You’re browsing through a charity shop in Liverpool, more to get out of the rain than anything else but always hopefully that you might turn up some rare vinyl that you could flip on Ebay for a hundred times the price you paid for it, when bright colours catch your eye at the bottom of a pile. You move a small pile of jigsaw boxes (Derwentwater, a kitten, the Haywain, some dogs playing cards), and some place mats, and underneath it all is a clown’s face, blue eyes, a big red nose, and a set of bright yellow buttons making up his smile. In a curve along his forehead he is named: Mr Press-My-Nose!
So of course, you press his nose, and it moves in but nothing happens. No batteries, of course, you think, but then you have another thought and press one of the yellow mouth buttons, and nothing happens. You press his red nose again, and Mr Press-My-Nose says, “I like!’ in a booming voice. You look around the shop but there’s no other customers who are in and the staff are either hard of hearing or are just used to people trying everything out.
You have an idea, and press the second yellow button, and then his nose again. “I like sauce on my!” Mr Press-My-Nose says, and now you’ve got it. You press the third yellow button, and then the nose, and he tells you and people who work in the shop that he likes sauce on his chips. You work out that each press of the buttons that makes up his smile builds part of a phrase, and his red nose makes him say it. The chunks of phrase are random on each press, so you have fun with it for a bit, half-hoping he’ll say something rude, but you get “I went to the beach on the train” and “I scored a goal with the ball” and “I ate jam at the picnic”

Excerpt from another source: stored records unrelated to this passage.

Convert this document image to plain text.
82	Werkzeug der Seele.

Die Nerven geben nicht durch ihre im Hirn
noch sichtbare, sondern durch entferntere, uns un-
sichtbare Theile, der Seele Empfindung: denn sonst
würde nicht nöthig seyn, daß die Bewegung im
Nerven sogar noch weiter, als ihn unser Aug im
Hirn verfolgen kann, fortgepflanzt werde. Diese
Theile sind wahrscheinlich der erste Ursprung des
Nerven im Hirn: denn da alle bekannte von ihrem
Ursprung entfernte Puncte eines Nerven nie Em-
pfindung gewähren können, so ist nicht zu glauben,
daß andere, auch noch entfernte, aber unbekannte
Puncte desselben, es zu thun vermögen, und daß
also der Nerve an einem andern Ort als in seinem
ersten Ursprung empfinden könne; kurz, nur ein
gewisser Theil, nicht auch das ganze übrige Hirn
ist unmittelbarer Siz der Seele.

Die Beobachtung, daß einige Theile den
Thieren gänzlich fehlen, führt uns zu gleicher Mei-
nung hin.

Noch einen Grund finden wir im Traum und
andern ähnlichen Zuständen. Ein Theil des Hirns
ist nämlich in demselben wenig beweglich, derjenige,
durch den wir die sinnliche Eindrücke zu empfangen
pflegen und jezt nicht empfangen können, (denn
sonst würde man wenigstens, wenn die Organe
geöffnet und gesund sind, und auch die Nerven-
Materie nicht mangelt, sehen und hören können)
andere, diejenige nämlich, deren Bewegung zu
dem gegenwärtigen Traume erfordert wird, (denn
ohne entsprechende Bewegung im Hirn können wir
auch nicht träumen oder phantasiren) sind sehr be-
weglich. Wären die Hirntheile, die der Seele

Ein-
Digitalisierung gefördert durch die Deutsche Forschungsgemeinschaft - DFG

He only has a limited number of phrases, so if you keep pressing for long enough, eventually Mr Press-My-Nose will say something that sounds like a language you’ve never heard, and then something that sounds like the waves flowing back over shingle then a sound like a rusty gate and a small and very dark hole will open up exactly where you are standing, and you will fall down it, a long, long way down.
So long, in fact, that all you will do for the rest of forever is fall.